Mes reportages « culturels » m’ont convaincu que dans leur pratique vivante et plus que tout dans l’espace public, la musique, la danse, le théâtre, les arts plastiques etc. sont les medium qui sont au coeur de notre relation aux autres. Les forces du marché ont toutes les raisons de les remplacer par une culture à péage qui nous réduise à un rôle passif (bouffer des chips devant des séries), solitaire et même onaniste. Ce qui n’est pas sans conséquences, chacun voit la crise humaine que nous traversons.

Les multinationales de la culture ont leur logique de supermarché. Nous transformer en produits. C’est un fait et en démocratie, on n’y peut pas grand chose qu’éveiller les gens que l’on aime à des partages plus enrichissants intérieurement et moins coûteux. C’est du ressort du libre arbitre et en un sens tant mieux. Le communisme est mort d’avoir voulu rééduquer les hommes.

Ce qui ne doit pas être accepté en revanche, c’est que le politique, de garant de nos libertés, se retourne contre nous, en simple outil de domestication quotidien à ces forces d’une culture uniforme. En France, où la tradition de Louis XIV à Jules Ferry, est à une culture d’Etat très forte qui descend et s’impose au détriment des expressions de la société et de la diversité des cultures, locales ou régionales par exemple, la puissance de la machine marchante se dédouble d’une puissante publique omniprésente.
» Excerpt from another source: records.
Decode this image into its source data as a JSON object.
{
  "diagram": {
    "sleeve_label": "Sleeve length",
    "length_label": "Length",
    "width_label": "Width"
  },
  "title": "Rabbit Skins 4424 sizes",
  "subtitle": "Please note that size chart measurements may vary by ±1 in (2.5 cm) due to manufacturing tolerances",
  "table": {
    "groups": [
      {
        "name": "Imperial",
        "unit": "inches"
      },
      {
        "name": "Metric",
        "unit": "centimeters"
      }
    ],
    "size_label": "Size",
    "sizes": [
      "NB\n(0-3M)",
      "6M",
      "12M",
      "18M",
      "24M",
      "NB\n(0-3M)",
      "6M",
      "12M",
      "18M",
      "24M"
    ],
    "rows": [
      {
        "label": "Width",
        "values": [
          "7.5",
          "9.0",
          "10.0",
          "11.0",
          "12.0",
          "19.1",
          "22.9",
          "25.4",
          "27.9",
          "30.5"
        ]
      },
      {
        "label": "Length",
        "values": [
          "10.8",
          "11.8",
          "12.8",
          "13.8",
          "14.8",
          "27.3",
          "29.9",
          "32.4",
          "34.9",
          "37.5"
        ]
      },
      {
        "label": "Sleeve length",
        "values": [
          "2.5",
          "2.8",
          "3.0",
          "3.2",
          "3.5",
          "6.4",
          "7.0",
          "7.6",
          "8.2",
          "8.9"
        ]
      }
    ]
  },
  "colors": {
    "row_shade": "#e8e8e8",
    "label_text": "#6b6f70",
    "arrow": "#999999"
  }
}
Si c’est pour faire éclore Molière et Lully, pour promouvoir dans les écoles l’esprit critique, on peut trouver une part de bénéfice à la perte des diversités, des danses locales et enfiler la blouse grise à la place de la tenue traditionnelle ce sont dit nos grands-parents. Mais nous ? Si nous perdons le contrôle de la démocratie, c’est aujourd’hui les puissantes mâchoires du commerce qui n’ont plus de frein quand elles s’imposent par décret, dans l’éducation ou la culture.

A Paris, les libertés locales sont doublement en crise, parce que la mairie se prend pour la capitale, pour l’Etat, que le déséquilibre de pouvoir entre élus et citoyen est immense par rapport à n’importe quelle autre mairie de France. Contrairement à l’idée répandue dans le pays, le Grand Paris est aussi une province. La matrice de la France historique est d’abord une province de bigarure, province cosmopolite, province d’étrangers et de parisiens mêlés. Une métropole créative monde sous l’éteignoir.

Ici, toutes ces questions ne sont pas portées politiquement. Le mécanisme politique, quand il se résume « à prendre des postes » en croyant ainsi remplir sa mission ne produit aucun changement. Excepté pour les bénéficiaires et leurs familles, c’est une porte vers la désespérance. Pire, les élus eux-mêmes se condamnent à l’impuissance (un élu PS au conseil de Paris, me le disait encore hier « tu as peut-être raison sur le fond -mais pourquoi s’y intéresser ? Ce n’est pas le sujet- puisque je voterai bien sur ce qu’on me demande »).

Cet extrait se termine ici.